Il Manifesto del partito comunista di Karl Marx e Friedrich Engels, scritto tra il 1847 e il 1848, venne pubblicato la prima volta a Londra, il 21 febbraio del 1848. “Il Manifesto – riferisce Engels nella prefazione all’edizione inglese del 1883 – fu pubblicato come la piattaforma della Lega dei Comunisti, un’associazione di operai, prima esclusivamente tedesca, poi internazionale, e, nelle condizioni politiche dell’Europa precedente il 1848, inevitabilmente una società segreta.

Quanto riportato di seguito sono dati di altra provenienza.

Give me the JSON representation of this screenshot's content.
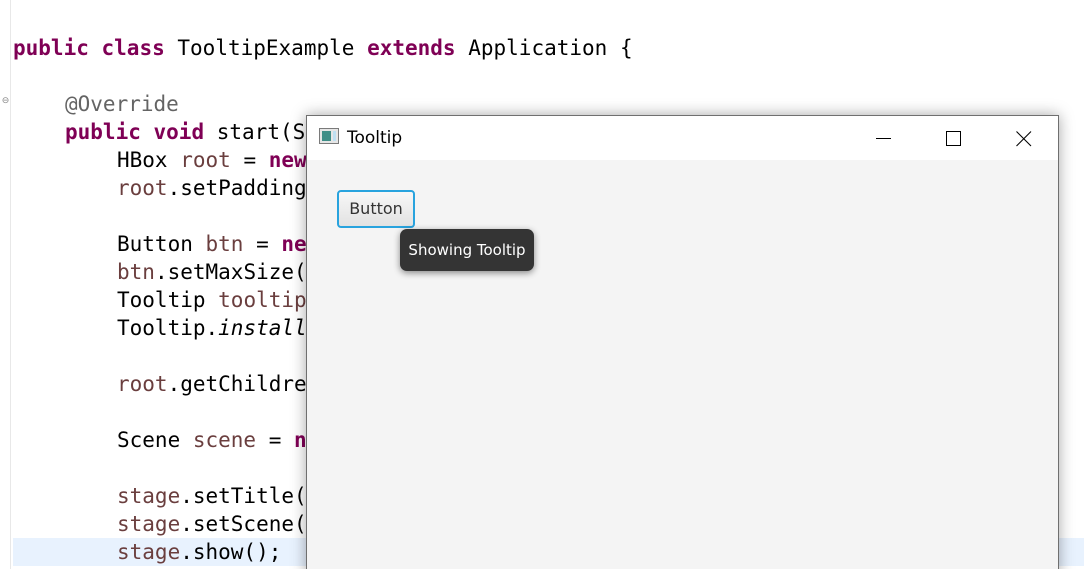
{
  "editor": {
    "line_class": {
      "kw_public": "public",
      "kw_class": "class",
      "class_name": "TooltipExample",
      "kw_extends": "extends",
      "super_name": "Application {"
    },
    "line_override": "@Override",
    "line_start": {
      "kw_public": "public",
      "kw_void": "void",
      "rest": "start(S"
    },
    "line_hbox": {
      "type": "HBox ",
      "var": "root",
      "op": " = ",
      "kw_new": "new"
    },
    "line_padding": {
      "var": "root",
      "rest": ".setPadding"
    },
    "line_button": {
      "type": "Button ",
      "var": "btn",
      "op": " = ",
      "kw_new": "ne"
    },
    "line_maxsize": {
      "var": "btn",
      "rest": ".setMaxSize("
    },
    "line_tooltip": {
      "type": "Tooltip ",
      "var": "tooltip"
    },
    "line_install": {
      "type": "Tooltip.",
      "method": "install"
    },
    "line_children": {
      "var": "root",
      "rest": ".getChildre"
    },
    "line_scene": {
      "type": "Scene ",
      "var": "scene",
      "op": " = ",
      "kw_new": "n"
    },
    "line_settitle": {
      "var": "stage",
      "rest": ".setTitle("
    },
    "line_setscene": {
      "var": "stage",
      "rest": ".setScene("
    },
    "line_show": {
      "var": "stage",
      "rest": ".show();"
    },
    "colors": {
      "keyword": "#7f0055",
      "annotation": "#646464",
      "variable": "#6a3e3e",
      "current_line": "#e8f2fe"
    }
  },
  "window": {
    "title": "Tooltip",
    "icon": "javafx-app-icon",
    "controls": [
      "minimize-icon",
      "maximize-icon",
      "close-icon"
    ]
  },
  "content": {
    "button_label": "Button",
    "tooltip_text": "Showing Tooltip",
    "focus_color": "#28a3de"
  }
}
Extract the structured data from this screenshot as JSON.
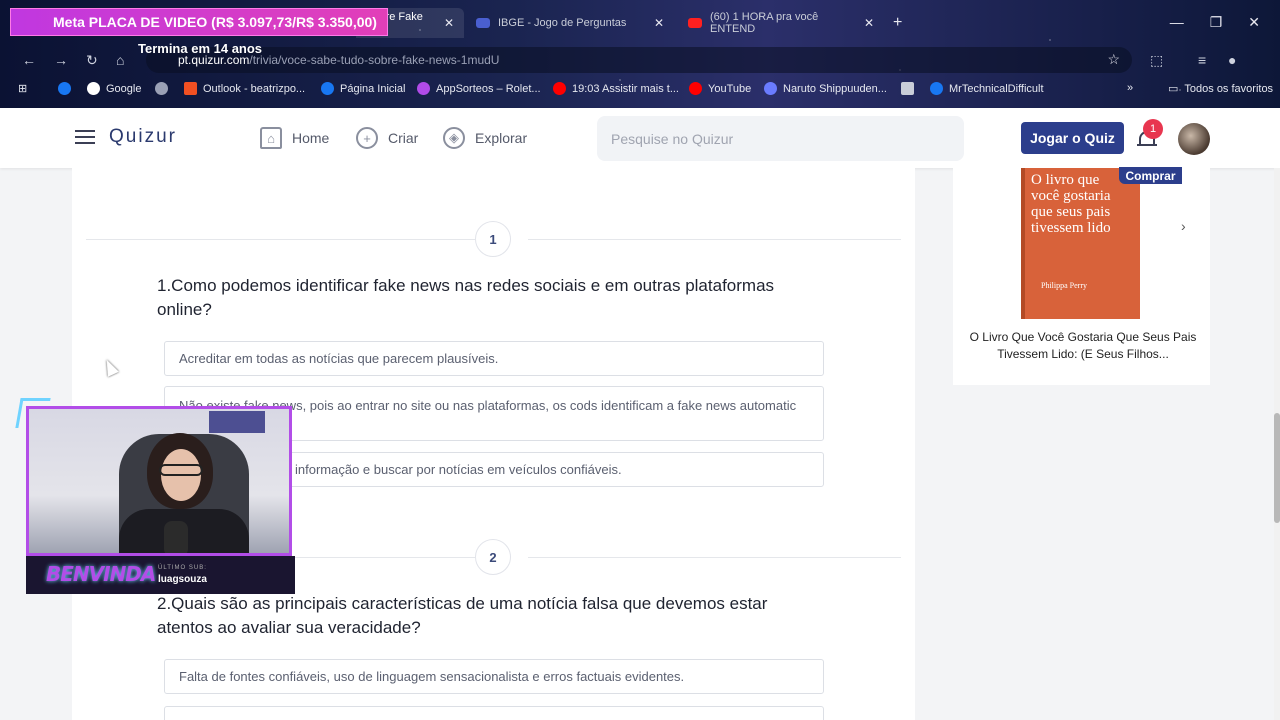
{
  "browser": {
    "tabs": [
      {
        "title": "Sobre Fake Ne",
        "favicon_color": "#7a55f5"
      },
      {
        "title": "IBGE - Jogo de Perguntas",
        "favicon_color": "#4a5fd0"
      },
      {
        "title": "(60) 1 HORA pra você ENTEND",
        "favicon_color": "#ff2020"
      }
    ],
    "new_tab": "+",
    "url_host": "pt.quizur.com",
    "url_path": "/trivia/voce-sabe-tudo-sobre-fake-news-1mudU",
    "bookmarks": [
      {
        "label": "Google",
        "color": "#4285f4"
      },
      {
        "label": "Outlook - beatrizpo...",
        "color": "#f25022"
      },
      {
        "label": "Página Inicial",
        "color": "#1877f2"
      },
      {
        "label": "AppSorteos – Rolet...",
        "color": "#b04be8"
      },
      {
        "label": "19:03 Assistir mais t...",
        "color": "#ff0000"
      },
      {
        "label": "YouTube",
        "color": "#ff0000"
      },
      {
        "label": "Naruto Shippuuden...",
        "color": "#6a7cff"
      },
      {
        "label": "MrTechnicalDifficult",
        "color": "#1877f2"
      }
    ],
    "all_bookmarks": "Todos os favoritos"
  },
  "stream_overlay": {
    "goal": "Meta PLACA DE VIDEO (R$ 3.097,73/R$ 3.350,00)",
    "goal_sub": "Termina em 14 anos",
    "cam_logo": "BENVINDA",
    "cam_label": "ÚLTIMO SUB:",
    "cam_user": "luagsouza"
  },
  "header": {
    "logo": "Quizur",
    "nav": {
      "home": "Home",
      "create": "Criar",
      "explore": "Explorar"
    },
    "search_placeholder": "Pesquise no Quizur",
    "play_button": "Jogar o Quiz",
    "notification_count": "1"
  },
  "questions": [
    {
      "number": "1",
      "text": "1.Como podemos identificar fake news nas redes sociais e em outras plataformas online?",
      "options": [
        "Acreditar em todas as notícias que parecem plausíveis.",
        "Não existe fake news, pois ao entrar no site ou nas plataformas, os cods identificam a fake news automatic",
        "informação e buscar por notícias em veículos confiáveis."
      ]
    },
    {
      "number": "2",
      "text": "2.Quais são as principais características de uma notícia falsa que devemos estar atentos ao avaliar sua veracidade?",
      "options": [
        "Falta de fontes confiáveis, uso de linguagem sensacionalista e erros factuais evidentes."
      ]
    }
  ],
  "sidebar_ad": {
    "buy_label": "Comprar",
    "book_cover_title": "O livro que você gostaria que seus pais tivessem lido",
    "book_cover_author": "Philippa Perry",
    "caption": "O Livro Que Você Gostaria Que Seus Pais Tivessem Lido: (E Seus Filhos..."
  }
}
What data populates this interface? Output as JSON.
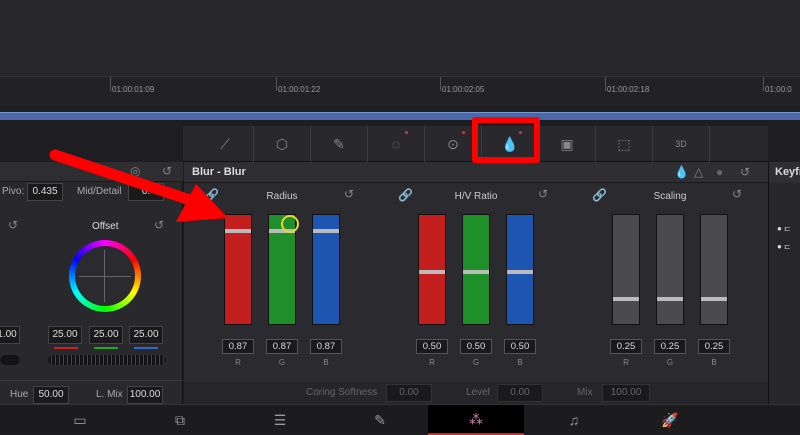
{
  "timeline": {
    "timecodes": [
      "01:00:01:09",
      "01:00:01:22",
      "01:00:02:05",
      "01:00:02:18",
      "01:00:0"
    ]
  },
  "toolbar": {
    "tools": [
      {
        "icon": "curves-icon",
        "glyph": "⟋"
      },
      {
        "icon": "color-warper-icon",
        "glyph": "⬡"
      },
      {
        "icon": "qualifier-icon",
        "glyph": "✎"
      },
      {
        "icon": "window-icon",
        "glyph": "◌"
      },
      {
        "icon": "tracker-icon",
        "glyph": "⊙"
      },
      {
        "icon": "blur-icon",
        "glyph": "💧"
      },
      {
        "icon": "key-icon",
        "glyph": "▣"
      },
      {
        "icon": "sizing-icon",
        "glyph": "⬚"
      },
      {
        "icon": "3d-icon",
        "glyph": "3D"
      }
    ]
  },
  "left": {
    "pivot_label": "Pivo:",
    "pivot": "0.435",
    "mid_label": "Mid/Detail",
    "mid": "0.",
    "offset_title": "Offset",
    "values": [
      "1.00",
      "25.00",
      "25.00",
      "25.00"
    ],
    "hue_label": "Hue",
    "hue": "50.00",
    "lmix_label": "L. Mix",
    "lmix": "100.00"
  },
  "blur": {
    "title": "Blur - Blur",
    "groups": [
      {
        "title": "Radius",
        "values": [
          "0.87",
          "0.87",
          "0.87"
        ],
        "level": 0.87
      },
      {
        "title": "H/V Ratio",
        "values": [
          "0.50",
          "0.50",
          "0.50"
        ],
        "level": 0.5
      },
      {
        "title": "Scaling",
        "values": [
          "0.25",
          "0.25",
          "0.25"
        ],
        "level": 0.25
      }
    ],
    "channels": [
      "R",
      "G",
      "B"
    ],
    "coring_label": "Coring Softness",
    "coring": "0.00",
    "level_label": "Level",
    "level": "0.00",
    "mix_label": "Mix",
    "mix": "100.00"
  },
  "right": {
    "title": "Keyfr"
  },
  "colors": {
    "red": "#c41f1f",
    "green": "#1f8f2a",
    "blue": "#1d55b0",
    "annotation": "#ff0000"
  }
}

Ad un congresso della suddetta Lega tenuto a Londra nel novembre del 1847, Marx ed Engels ebbero l’incarico di preparare per la pubblicazione un programma completo teorico e pratico del partito. Abbozzato in Germania nel gennaio del 1848, il manoscritto fu mandato per la stampa a Londra poche settimane prima della rivoluzione francese del 24 febbraio.” Queste circostanze spiegano anche il famoso incipit del libro: “Uno spettro si aggira per l’Europa – lo spettro del comunismo. Tutte le potenze della vecchia Europa, il papa e lo zar, Metternich e Guizot, radicali francesi e poliziotti tedeschi, si sono alleati in una santa caccia spietata contro questo spettro. “ I due autori espongono nel primo capitolo, intitolato “Borghesi e proletari”, la loro visione della storia. Anche in questo caso sono rimaste celebri alcune definizioni; per esempio: “La storia di ogni società sinora esistita è storia di lotta di classe”. “La moderna società borghese, sorta dalla rovina della società feudale, non ha eliminato i contrasti fra le classi. Essa ha soltanto posto nuove classi, nuove condizioni di oppressione, nuove forme di lotta in luogo delle antiche. L’epoca nostra, l’epoca della borghesia, si distingue tuttavia perché ha semplificato i contrasti fra le classi. La società intiera si va sempre più scindendo in due grandi campi nemici, in due grandi classi direttamente opposte l’una all’altra: borghesia e proletariato”. “La borghesia non può esistere senza rivoluzionare di continuo gli strumenti di produzione, quindi tutto l’insieme dei rapporti sociali.” Marx ed Engels riconoscono dunque il carattere rivoluzionario della borghesia, soprattutto di quella industriale, e i suoi meriti riguardo al superamento del feudalesimo e dell’assolutismo monarchico. E tuttavia: “Le armi con cui la borghesia ha abbattuto il feudalesimo si rivolgono ora contro la borghesia stessa. Ma la borghesia non ha soltanto fabbricato le armi che le recano la morte; essa ha creato gli uomini che useranno quelle armi – i moderni operai, i proletari”.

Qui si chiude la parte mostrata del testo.